「悲しいきっかけだけど、つながったご縁を大切にしましょう」
9年前の今頃でした。娘の死を乗り越えられず、仕事が終わって1人になると、手当たり次第、「何かの救い」を求めて、がむしゃらにインターネットを検索をしていました。
その中で見つけたのが仙台の自死遺族の分かち合い「藍の会」のホームページでした。
他のサイトになく珍しかったのは、代表の田中さんの直通携帯電話の番号が載っていたこと。「だめもと」で電話をかけました。

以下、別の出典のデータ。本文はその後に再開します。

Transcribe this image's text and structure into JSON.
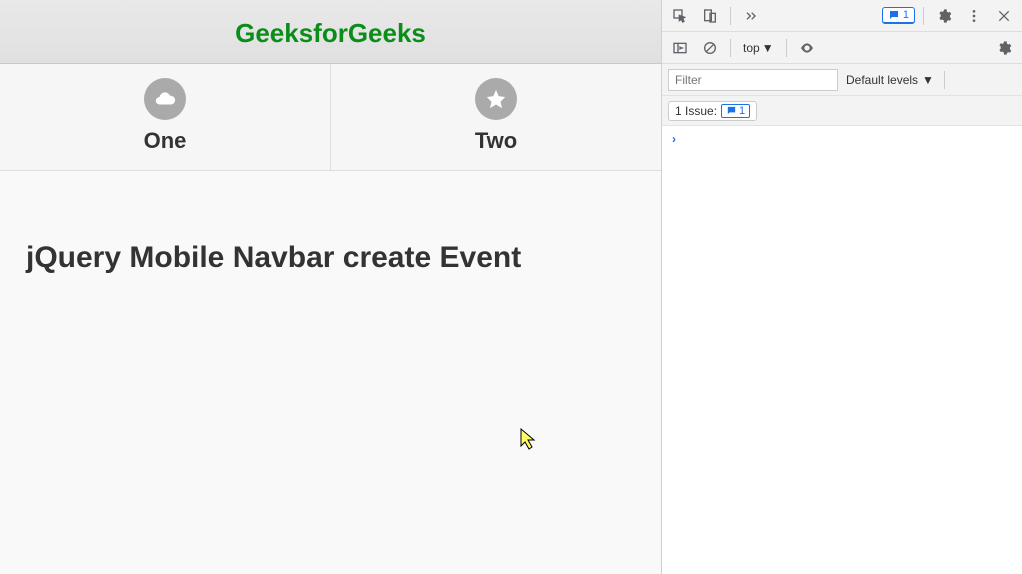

いきなり、全くの他人の電話口での一方的な語りに田中さんは耳を傾けてくださり、最後に「悲しいきっかけだけど、つながったご縁を大切にしましょう」と言ってくださいました。
その一言でどれだけ救われたことでしょうか。
その後、小さな一歩の活動のこころの原点はここにあります。
楽しさや喜びでつながる縁は、春の光の中でスキップするようにやってくる。
悲しいこと、辛いことでつながる縁は、逆風の嵐の中で這うようにやってくる。
でも、だからこそ他になく、強いものがあると今も感じています。
毎日のようにメールやLINE、電話で深刻な相談が寄せられます。
とっさに返す言葉が見つからない相談もたくさんあります。
でも、細い糸をたぐるように、小さな一歩にたどり着き、連絡をしてくる方々の「必死の思い」に、かつての自分が重なることがあります。

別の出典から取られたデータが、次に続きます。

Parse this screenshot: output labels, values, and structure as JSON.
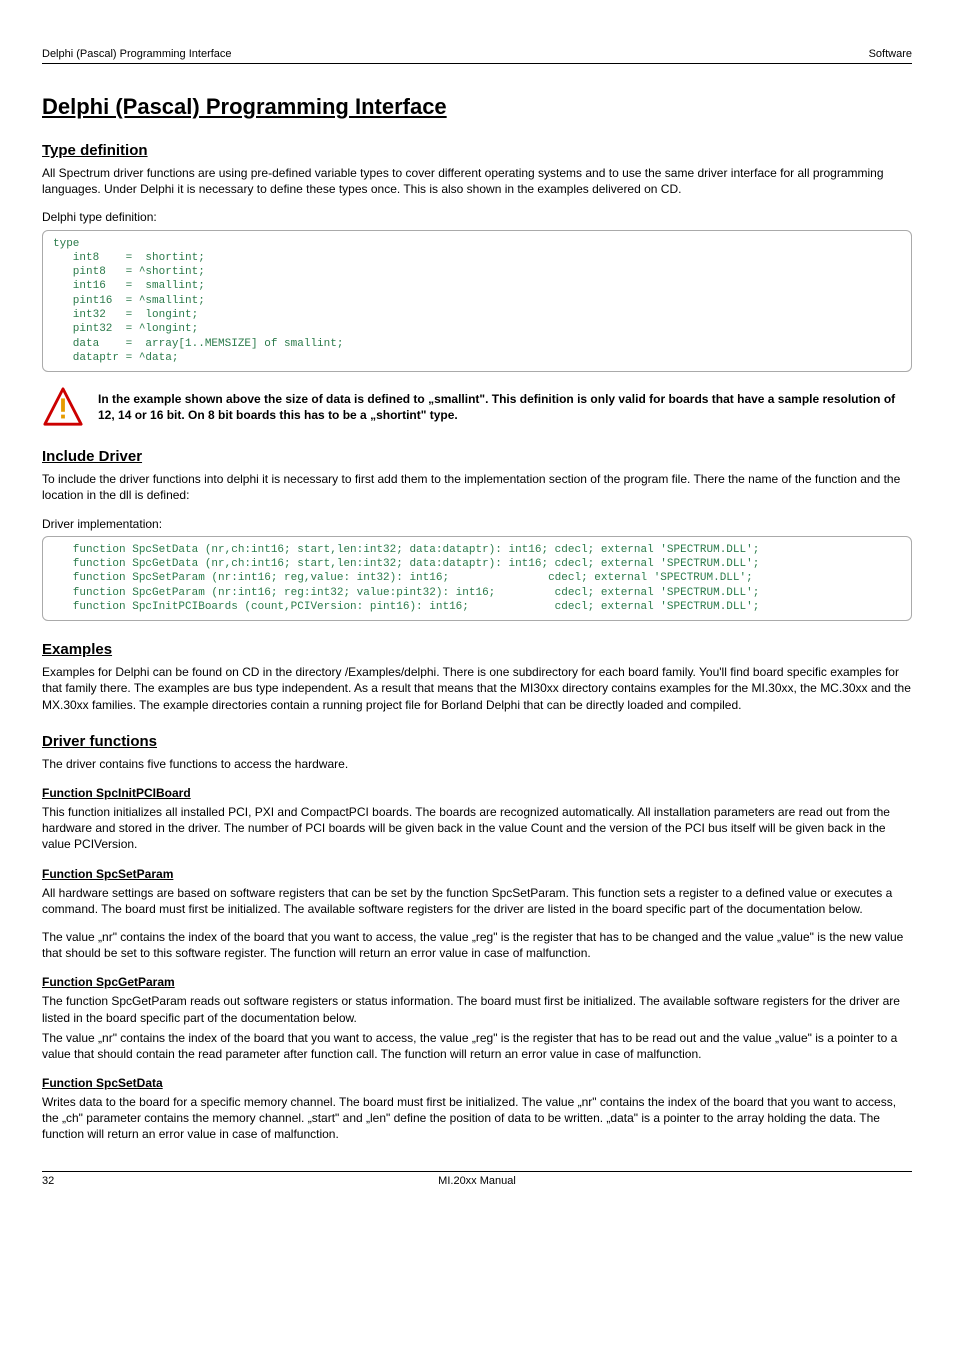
{
  "header": {
    "left": "Delphi (Pascal) Programming Interface",
    "right": "Software"
  },
  "title": "Delphi (Pascal) Programming Interface",
  "section_typedef": {
    "heading": "Type definition",
    "intro": "All Spectrum driver functions are using pre-defined variable types to cover different operating systems and to use the same driver interface for all programming languages. Under Delphi it is necessary to define these types once. This is also shown in the examples delivered on CD.",
    "label": "Delphi type definition:",
    "code": "type\n   int8    =  shortint;\n   pint8   = ^shortint;\n   int16   =  smallint;\n   pint16  = ^smallint;\n   int32   =  longint;\n   pint32  = ^longint;\n   data    =  array[1..MEMSIZE] of smallint;\n   dataptr = ^data;"
  },
  "warning": "In the example shown above the size of data is defined to „smallint\". This definition is only valid for boards that have a sample resolution of 12, 14 or 16 bit. On 8 bit boards this has to be a „shortint\" type.",
  "section_include": {
    "heading": "Include Driver",
    "intro": "To include the driver functions into delphi it is necessary to first add them to the implementation section of the program file. There the name of the function and the location in the dll is defined:",
    "label": "Driver implementation:",
    "code": "   function SpcSetData (nr,ch:int16; start,len:int32; data:dataptr): int16; cdecl; external 'SPECTRUM.DLL';\n   function SpcGetData (nr,ch:int16; start,len:int32; data:dataptr): int16; cdecl; external 'SPECTRUM.DLL';\n   function SpcSetParam (nr:int16; reg,value: int32): int16;               cdecl; external 'SPECTRUM.DLL';\n   function SpcGetParam (nr:int16; reg:int32; value:pint32): int16;         cdecl; external 'SPECTRUM.DLL';\n   function SpcInitPCIBoards (count,PCIVersion: pint16): int16;             cdecl; external 'SPECTRUM.DLL';"
  },
  "section_examples": {
    "heading": "Examples",
    "body": "Examples for Delphi can be found on CD in the directory /Examples/delphi. There is one subdirectory for each board family. You'll find board specific examples for that family there. The examples are bus type independent. As a result that means that the MI30xx directory contains examples for the MI.30xx, the MC.30xx and the MX.30xx families. The example directories contain a running project file for Borland Delphi that can be directly loaded and compiled."
  },
  "section_driver": {
    "heading": "Driver functions",
    "intro": "The driver contains five functions to access the hardware.",
    "fn1": {
      "heading": "Function SpcInitPCIBoard",
      "body": "This function initializes all installed PCI, PXI and CompactPCI boards. The boards are recognized automatically. All installation parameters are read out from the hardware and stored in the driver. The number of PCI boards will be given back in the value Count and the version of the PCI bus itself will be given back in the value PCIVersion."
    },
    "fn2": {
      "heading": "Function SpcSetParam",
      "body1": "All hardware settings are based on software registers that can be set by the function SpcSetParam. This function sets a register to a defined value or executes a command. The board must first be initialized. The available software  registers for the driver are listed in the board specific part of the documentation below.",
      "body2": "The value „nr\" contains the index of the board that you want to access, the value „reg\" is the register that has to be changed and the value „value\" is the new value that should be set to this software register. The function will return an error value in case of malfunction."
    },
    "fn3": {
      "heading": "Function SpcGetParam",
      "body1": "The function SpcGetParam reads out software registers or status information. The board must first be initialized. The available software  registers for the driver are listed in the board specific part of the documentation below.",
      "body2": "The value „nr\" contains the index of the board that you want to access, the value „reg\" is the register that has to be read out and the value „value\" is a pointer to a value that should contain the read parameter after function call. The function will return an error value in case of malfunction."
    },
    "fn4": {
      "heading": "Function SpcSetData",
      "body": "Writes data to the board for a specific memory channel. The board must first be initialized. The value „nr\" contains the index of the board that you want to access, the „ch\" parameter contains the memory channel. „start\" and „len\" define the position of data to be written. „data\" is a pointer to the array holding the data. The function will return an error value in case of malfunction."
    }
  },
  "footer": {
    "page": "32",
    "center": "MI.20xx Manual"
  }
}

だから、その返事は、絆を求めてきた手をしっかり握り返すものでなくてはいけないと感じています。
シェルターでつながった縁。
こころのともしびに「人生の休憩」をしに来られる方との縁。
傾聴や分かち合いでつながった縁。
その方が生活の自立や、心の整理、次の落ち着き場所が決まるなど、「ここ」を卒業されていっても私の心の中で「縁」が終わることはありません。
卒業していく人の旅立ちに「人生に幸あれ」と。
そして「辛い時はいつでも帰ってきていいんだよ」との言葉を贈りたい。